YABANCI PICASSO: Fransa'da Bir Sanatçı, 1900-1973, Annie Cohen-Solal tarafından. Sam Taylor tarafından çevrildi.
Pablo Picasso'nun (8 Nisan 1973) ölümünün bu ayki yarım asırlık yıldönümü, irili ufaklı saygı duruşunda bulunacak. Ve Annie Cohen-Solal'ın “Yabancı Picasso: Fransa'da Bir Sanatçı, 1900-1973” adlı, biberli iki katlı bir özet ile büyük ama itici bir okuma (atıştırmalık boyutunda bölümlerde 600 sayfa) ile önemli bir tanesi çoktan geldi. Bu hem Picasso'nun, 20. yüzyıl modernizminin Zeus'unun kültürel bir dışlanmış, bir parya olarak portresi, hem de onu bir parya yapan Fransız kültürünün bir suçlaması.
Kitabın anlatısı, peripatetik, ileri geri bir şekilde doğrusaldır. 19 yaşındaki İspanyol sanatçının Barselona'dan Paris'e ilk seyahatinde hırsla dolup taşmasıyla başlıyor ve yetmiş yıllık kariyeri boyunca ilerliyor. Bu hikayenin çoğu, tamamen veya parçalar halinde anlatıldı, anlatıldı ve anlatıldı. Öğelerinin çoğu tanıdık olmanın ötesinde: insanlar (tacirler, diğer sanatçılar, eşler ve sevgililer); yerler (İspanya, Paris, Güney Fransa); paradigma bozma ve ürün çalkalama arasındaki salınımlarıyla yaratıcı metabolizma.

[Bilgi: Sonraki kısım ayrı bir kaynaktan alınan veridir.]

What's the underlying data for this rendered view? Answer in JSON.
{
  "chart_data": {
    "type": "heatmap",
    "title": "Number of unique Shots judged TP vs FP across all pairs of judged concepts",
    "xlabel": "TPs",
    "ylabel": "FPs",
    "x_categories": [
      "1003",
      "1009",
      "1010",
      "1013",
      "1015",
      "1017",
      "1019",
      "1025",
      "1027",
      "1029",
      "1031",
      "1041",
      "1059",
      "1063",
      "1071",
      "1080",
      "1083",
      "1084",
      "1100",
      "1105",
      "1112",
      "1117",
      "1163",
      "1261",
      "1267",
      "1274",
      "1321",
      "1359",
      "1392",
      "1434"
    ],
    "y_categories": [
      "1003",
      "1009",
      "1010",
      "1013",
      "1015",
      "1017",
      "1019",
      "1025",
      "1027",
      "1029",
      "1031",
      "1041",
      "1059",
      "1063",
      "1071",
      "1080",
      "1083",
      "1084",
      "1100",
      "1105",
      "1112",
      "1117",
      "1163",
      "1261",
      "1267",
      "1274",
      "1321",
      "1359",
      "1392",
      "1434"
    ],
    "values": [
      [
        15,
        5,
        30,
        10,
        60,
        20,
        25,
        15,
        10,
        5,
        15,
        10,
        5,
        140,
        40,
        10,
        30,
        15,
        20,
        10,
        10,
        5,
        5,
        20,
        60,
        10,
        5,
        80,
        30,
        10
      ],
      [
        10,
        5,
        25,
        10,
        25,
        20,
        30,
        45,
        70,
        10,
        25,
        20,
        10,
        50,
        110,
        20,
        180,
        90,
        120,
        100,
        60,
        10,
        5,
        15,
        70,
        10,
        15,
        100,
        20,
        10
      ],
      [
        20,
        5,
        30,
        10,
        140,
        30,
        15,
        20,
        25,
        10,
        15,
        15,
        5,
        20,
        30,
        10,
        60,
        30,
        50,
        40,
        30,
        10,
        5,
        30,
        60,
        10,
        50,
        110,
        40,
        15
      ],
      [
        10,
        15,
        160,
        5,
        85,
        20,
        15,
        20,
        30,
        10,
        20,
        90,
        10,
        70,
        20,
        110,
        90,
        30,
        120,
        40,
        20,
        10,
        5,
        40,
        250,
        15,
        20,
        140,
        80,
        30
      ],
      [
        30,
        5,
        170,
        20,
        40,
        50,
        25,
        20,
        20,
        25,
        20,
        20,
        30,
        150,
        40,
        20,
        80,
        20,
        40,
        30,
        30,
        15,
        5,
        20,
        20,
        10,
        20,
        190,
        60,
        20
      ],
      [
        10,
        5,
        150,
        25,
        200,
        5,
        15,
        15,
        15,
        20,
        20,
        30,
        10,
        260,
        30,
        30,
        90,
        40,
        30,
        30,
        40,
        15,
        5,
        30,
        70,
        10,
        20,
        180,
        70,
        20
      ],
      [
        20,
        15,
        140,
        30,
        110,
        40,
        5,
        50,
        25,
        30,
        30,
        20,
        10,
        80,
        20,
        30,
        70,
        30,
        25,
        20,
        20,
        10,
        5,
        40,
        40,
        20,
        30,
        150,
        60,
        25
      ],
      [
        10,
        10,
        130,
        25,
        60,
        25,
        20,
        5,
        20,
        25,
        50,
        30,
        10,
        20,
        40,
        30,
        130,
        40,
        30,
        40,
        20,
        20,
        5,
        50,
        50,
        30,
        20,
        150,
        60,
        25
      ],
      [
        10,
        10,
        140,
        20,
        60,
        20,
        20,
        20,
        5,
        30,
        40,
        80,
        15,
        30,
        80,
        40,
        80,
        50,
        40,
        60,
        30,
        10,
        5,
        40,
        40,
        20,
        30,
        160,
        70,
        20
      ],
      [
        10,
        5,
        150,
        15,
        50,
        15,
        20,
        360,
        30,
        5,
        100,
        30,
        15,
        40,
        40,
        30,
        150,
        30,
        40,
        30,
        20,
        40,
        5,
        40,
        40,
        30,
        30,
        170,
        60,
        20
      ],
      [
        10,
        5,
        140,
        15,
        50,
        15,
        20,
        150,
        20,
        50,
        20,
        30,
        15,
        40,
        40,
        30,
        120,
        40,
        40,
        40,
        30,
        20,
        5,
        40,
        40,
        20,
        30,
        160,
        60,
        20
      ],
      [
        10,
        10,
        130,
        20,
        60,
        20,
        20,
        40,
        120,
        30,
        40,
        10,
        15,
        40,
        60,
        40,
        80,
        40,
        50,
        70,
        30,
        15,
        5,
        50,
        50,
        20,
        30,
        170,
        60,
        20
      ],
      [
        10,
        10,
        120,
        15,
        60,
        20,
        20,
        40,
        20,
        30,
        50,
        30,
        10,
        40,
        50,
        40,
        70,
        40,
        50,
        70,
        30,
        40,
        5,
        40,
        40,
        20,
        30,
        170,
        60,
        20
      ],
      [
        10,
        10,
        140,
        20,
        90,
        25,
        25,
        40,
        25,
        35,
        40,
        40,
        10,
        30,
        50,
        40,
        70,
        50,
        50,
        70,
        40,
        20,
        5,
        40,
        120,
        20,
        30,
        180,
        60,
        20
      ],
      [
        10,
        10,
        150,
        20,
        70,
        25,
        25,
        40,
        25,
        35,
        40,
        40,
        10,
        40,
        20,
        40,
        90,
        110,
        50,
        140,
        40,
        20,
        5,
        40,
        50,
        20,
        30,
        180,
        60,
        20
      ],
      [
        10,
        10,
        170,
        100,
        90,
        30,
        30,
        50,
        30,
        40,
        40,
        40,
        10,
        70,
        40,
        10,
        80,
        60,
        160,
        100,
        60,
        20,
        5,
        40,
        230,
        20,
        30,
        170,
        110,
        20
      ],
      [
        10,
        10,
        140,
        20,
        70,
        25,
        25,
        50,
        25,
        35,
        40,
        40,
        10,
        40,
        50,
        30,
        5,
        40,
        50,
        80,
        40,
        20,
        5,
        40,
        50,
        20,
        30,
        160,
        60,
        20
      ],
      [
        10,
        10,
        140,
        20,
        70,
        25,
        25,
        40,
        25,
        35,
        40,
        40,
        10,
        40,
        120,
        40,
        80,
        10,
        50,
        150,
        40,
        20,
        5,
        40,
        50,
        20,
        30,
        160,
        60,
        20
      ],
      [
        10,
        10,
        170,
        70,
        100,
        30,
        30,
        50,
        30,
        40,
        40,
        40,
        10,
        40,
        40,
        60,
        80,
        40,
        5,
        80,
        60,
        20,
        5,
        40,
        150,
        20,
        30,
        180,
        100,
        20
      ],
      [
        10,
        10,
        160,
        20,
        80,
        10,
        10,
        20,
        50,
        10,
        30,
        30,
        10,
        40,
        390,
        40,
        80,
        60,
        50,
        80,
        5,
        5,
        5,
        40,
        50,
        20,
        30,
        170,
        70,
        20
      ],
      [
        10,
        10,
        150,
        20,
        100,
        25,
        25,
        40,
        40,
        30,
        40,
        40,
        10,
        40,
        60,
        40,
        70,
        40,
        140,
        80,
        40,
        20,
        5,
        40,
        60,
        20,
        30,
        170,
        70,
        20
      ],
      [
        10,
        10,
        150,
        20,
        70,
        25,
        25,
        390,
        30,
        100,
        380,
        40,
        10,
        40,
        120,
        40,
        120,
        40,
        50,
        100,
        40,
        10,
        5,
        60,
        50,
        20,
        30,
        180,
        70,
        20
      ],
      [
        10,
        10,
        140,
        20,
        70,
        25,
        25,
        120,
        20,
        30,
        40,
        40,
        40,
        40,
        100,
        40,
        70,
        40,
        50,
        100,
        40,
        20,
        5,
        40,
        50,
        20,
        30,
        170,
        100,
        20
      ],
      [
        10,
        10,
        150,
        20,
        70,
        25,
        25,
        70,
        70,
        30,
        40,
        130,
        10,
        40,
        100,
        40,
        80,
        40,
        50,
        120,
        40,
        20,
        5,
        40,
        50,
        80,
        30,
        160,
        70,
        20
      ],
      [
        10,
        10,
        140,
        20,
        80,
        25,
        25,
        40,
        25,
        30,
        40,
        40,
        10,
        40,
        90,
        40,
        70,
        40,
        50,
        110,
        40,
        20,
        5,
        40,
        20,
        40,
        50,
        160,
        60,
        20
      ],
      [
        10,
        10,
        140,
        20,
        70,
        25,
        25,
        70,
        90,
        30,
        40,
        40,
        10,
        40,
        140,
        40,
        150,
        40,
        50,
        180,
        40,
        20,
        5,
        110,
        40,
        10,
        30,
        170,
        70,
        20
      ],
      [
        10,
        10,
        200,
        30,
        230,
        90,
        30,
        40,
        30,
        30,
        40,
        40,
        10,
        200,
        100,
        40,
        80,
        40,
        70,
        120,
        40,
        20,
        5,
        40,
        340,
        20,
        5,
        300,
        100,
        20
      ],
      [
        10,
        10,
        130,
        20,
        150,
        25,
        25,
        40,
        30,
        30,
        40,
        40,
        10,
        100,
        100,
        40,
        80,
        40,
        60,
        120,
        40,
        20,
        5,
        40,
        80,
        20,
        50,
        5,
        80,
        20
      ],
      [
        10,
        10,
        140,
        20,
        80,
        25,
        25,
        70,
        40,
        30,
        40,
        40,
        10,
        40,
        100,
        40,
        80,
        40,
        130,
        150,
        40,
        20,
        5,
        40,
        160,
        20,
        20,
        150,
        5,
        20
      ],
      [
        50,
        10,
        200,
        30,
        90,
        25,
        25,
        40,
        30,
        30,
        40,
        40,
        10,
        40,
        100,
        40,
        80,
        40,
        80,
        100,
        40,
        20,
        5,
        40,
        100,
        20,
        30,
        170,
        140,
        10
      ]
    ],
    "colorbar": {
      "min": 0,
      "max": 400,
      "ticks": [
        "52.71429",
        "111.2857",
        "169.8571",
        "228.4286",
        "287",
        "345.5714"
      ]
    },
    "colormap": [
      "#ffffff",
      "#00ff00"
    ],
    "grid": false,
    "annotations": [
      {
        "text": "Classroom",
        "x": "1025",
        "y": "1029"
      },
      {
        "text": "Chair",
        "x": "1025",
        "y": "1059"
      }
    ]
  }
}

Burada fark yaratan, Cohen-Solal'ın uyguladığı “yabancı” filtresidir. Sanki yeni bir zemini test ettiğini işaret edercesine, açılış sayfalarında kendini tanıtıyor. Onu, şehir Polis Departmanının arşivlerinin bulunduğu soğuk, boş Paris binasında, önünde bir masanın üzerinde bir kutu belgeyle otururken buluyoruz.